Bir gün
öğrencileri İmam'ı Gazâli'ye, "Hocam! Ölüm nedir? Bize özel
olarak anlatır mısın?" demişler.
Velâyet nûru ile ölümünün çok yakın olduğunu sezen İmam'ı Gazâli,
"Men lem yezuk, lem ya'rif" yani "Tatmayan bilmez ki! Önce kendim
tadayım, sonra size anlatırım" demiş.
Öğrencileri; "Aman hocam! Öldükten sonra sizinle nasıl bağlantı
kurarız" dediklerinde,
Gülümseyerek, yalnızca "İnşâAllah" diye cevap vermiş.
Gerçekten aradan çok geçmeden İmam'ı Gazâli ölümü tatmış ve
öldüğü gece öğrencilerinin rüyâlarına gelerek,
"Allah dostları sözünü tutar. İşte, bugün ölümü tattım ve sözümü
tutmak için rüyânıza geldim" demiş.
"Abdestimi tazeleyip, sabah namazını kıldıktan sonra, yalnızca
odama çekildim ve ölüm meleği Azrâil'i beklemeğe başladım.
Lâilahe illallah diye zikir ederken, bir anda odamı nur kapladı
ve bütün hücrelerim nur oldu.
Başımı kaldırıp yukarı baktım. O nur'un etkisi ile evimin tavanı
cam gibi şeffaf olmuştu. Yattığım yerden yedi kat gökleri, melekleri,
Cennet'i gördüm ve Cennet'teki bir melek bana, ya imam! İşte
köşklerin, işte makamın diye Cennet'teki yerimi gösterdi.
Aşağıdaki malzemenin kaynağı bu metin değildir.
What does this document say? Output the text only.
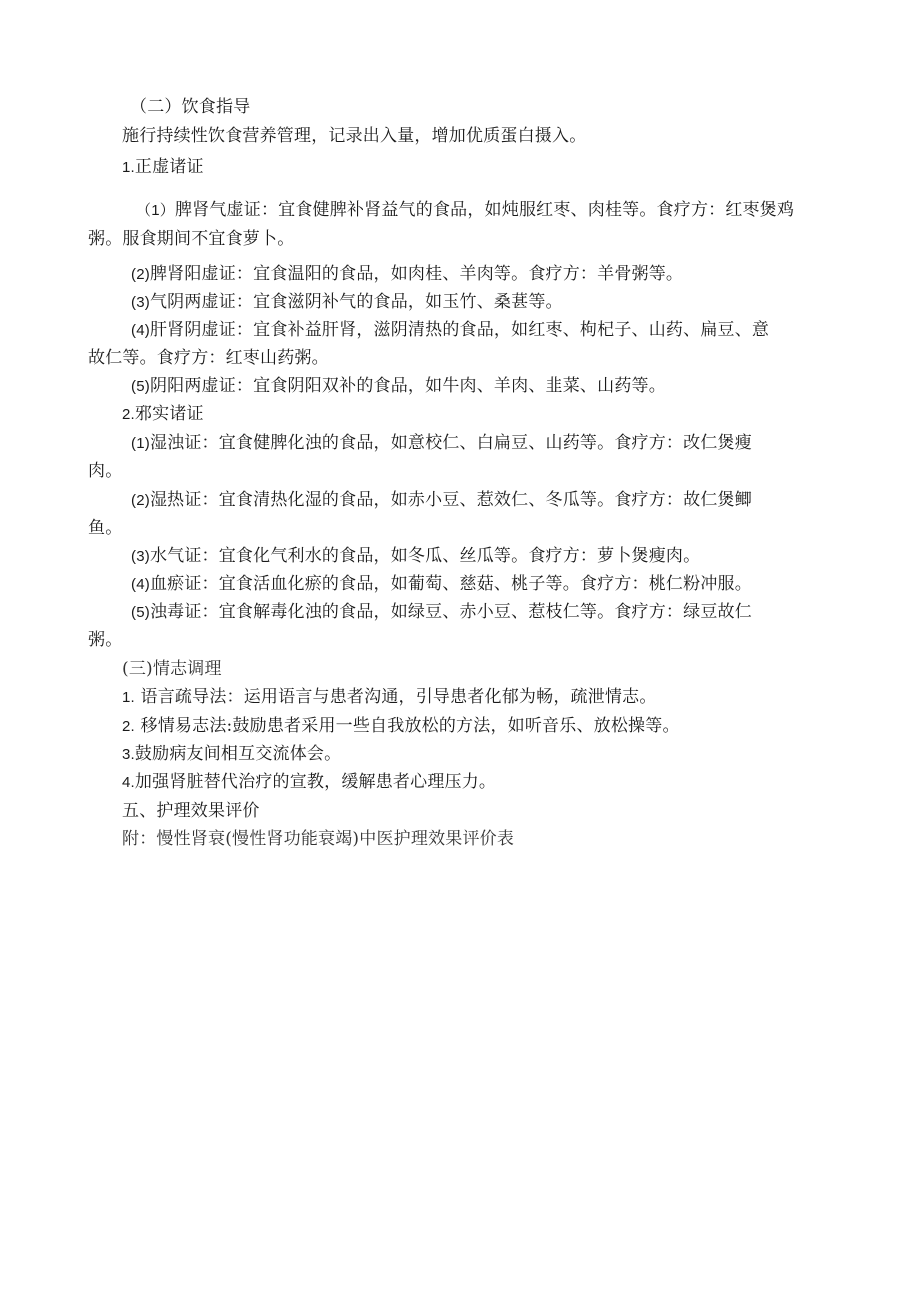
（二）饮食指导
施行持续性饮食营养管理，记录出入量，增加优质蛋白摄入。
1.正虚诸证
（1）脾肾气虚证：宜食健脾补肾益气的食品，如炖服红枣、肉桂等。食疗方：红枣煲鸡
粥。服食期间不宜食萝卜。
(2)脾肾阳虚证：宜食温阳的食品，如肉桂、羊肉等。食疗方：羊骨粥等。
(3)气阴两虚证：宜食滋阴补气的食品，如玉竹、桑葚等。
(4)肝肾阴虚证：宜食补益肝肾，滋阴清热的食品，如红枣、枸杞子、山药、扁豆、意
故仁等。食疗方：红枣山药粥。
(5)阴阳两虚证：宜食阴阳双补的食品，如牛肉、羊肉、韭菜、山药等。
2.邪实诸证
(1)湿浊证：宜食健脾化浊的食品，如意校仁、白扁豆、山药等。食疗方：改仁煲瘦
肉。
(2)湿热证：宜食清热化湿的食品，如赤小豆、惹效仁、冬瓜等。食疗方：故仁煲鲫
鱼。
(3)水气证：宜食化气利水的食品，如冬瓜、丝瓜等。食疗方：萝卜煲瘦肉。
(4)血瘀证：宜食活血化瘀的食品，如葡萄、慈菇、桃子等。食疗方：桃仁粉冲服。
(5)浊毒证：宜食解毒化浊的食品，如绿豆、赤小豆、惹枝仁等。食疗方：绿豆故仁
粥。
(三)情志调理
1. 语言疏导法：运用语言与患者沟通，引导患者化郁为畅，疏泄情志。
2. 移情易志法:鼓励患者采用一些自我放松的方法，如听音乐、放松操等。
3.鼓励病友间相互交流体会。
4.加强肾脏替代治疗的宣教，缓解患者心理压力。
五、护理效果评价
附：慢性肾衰(慢性肾功能衰竭)中医护理效果评价表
Cennet'e bakarken, sevgili Rabbim'in İrci'ıy ilâ Rabbik (Rabbine
dön) hitabını duydum. O anda ruhum Allah aşkı ile cezbeye gelip,
beden kafesinden fırladı ve ben kendimi başka âlemlerde buldum.
Tekrar dünyaya döndüğümde, evimin çevresinde aşırı bir kalabalık
gördüm. Onlara, ne var? Ne oldu? Niçin toplandınız? diye ısrarla
sorduğum halde hiçbiri ne yüzüme baktı ne de bana bir cevap
verdi.
İçeri girdim, hanımım ağlıyordu. Ona da aynı şeyleri sordum
ama o da cevap vermeyince, az önce yatmakta olduğum odama girdim
ve yerde yatan bedenimi görünce,
Hem öldüğümü, hem de insanların niçin benimle konuşmadığını
anladım".
Bazı öğrencileri, "Hocam, yerde yatan bedenimi görünce öldüğümü
anladım diyorsun. Peki sen başka, bedenin başka bir şey mi?"
İmam-ı Gazâli gülümseyerek, "İnsanın aslı, özü, gerçek ve kalıcı
kişiliği Ruh'tur. Ruhsuz beden, kesilen kol, bacak gibi cansız
bilinçsiz et, kemik yığınıdır".
Yine bazı öğrencileri, "Hocam, o daracık, karanlık kabirde Kıyâmete
kadar nasıl yatacaksın?"
"Ah yavrum!" demiş. "Eğer kabirler dışarıdan göründüğü gibi
dar, karanlık ve sıkıcı olsaydı, Allah dostları birer zindan
mahkûmu gibi oraya atılır mıydı?
Ana karnına göre dünya ne kadar geniş, güzel ve aydınlık ise,
dünyaya göre kabirlerimiz de çok daha geniş, güzel ve aydınlık"
demiş ve sonra,
"Yakınlarım beni kabrimde bekliyor" diye ayrılıp gitmiş.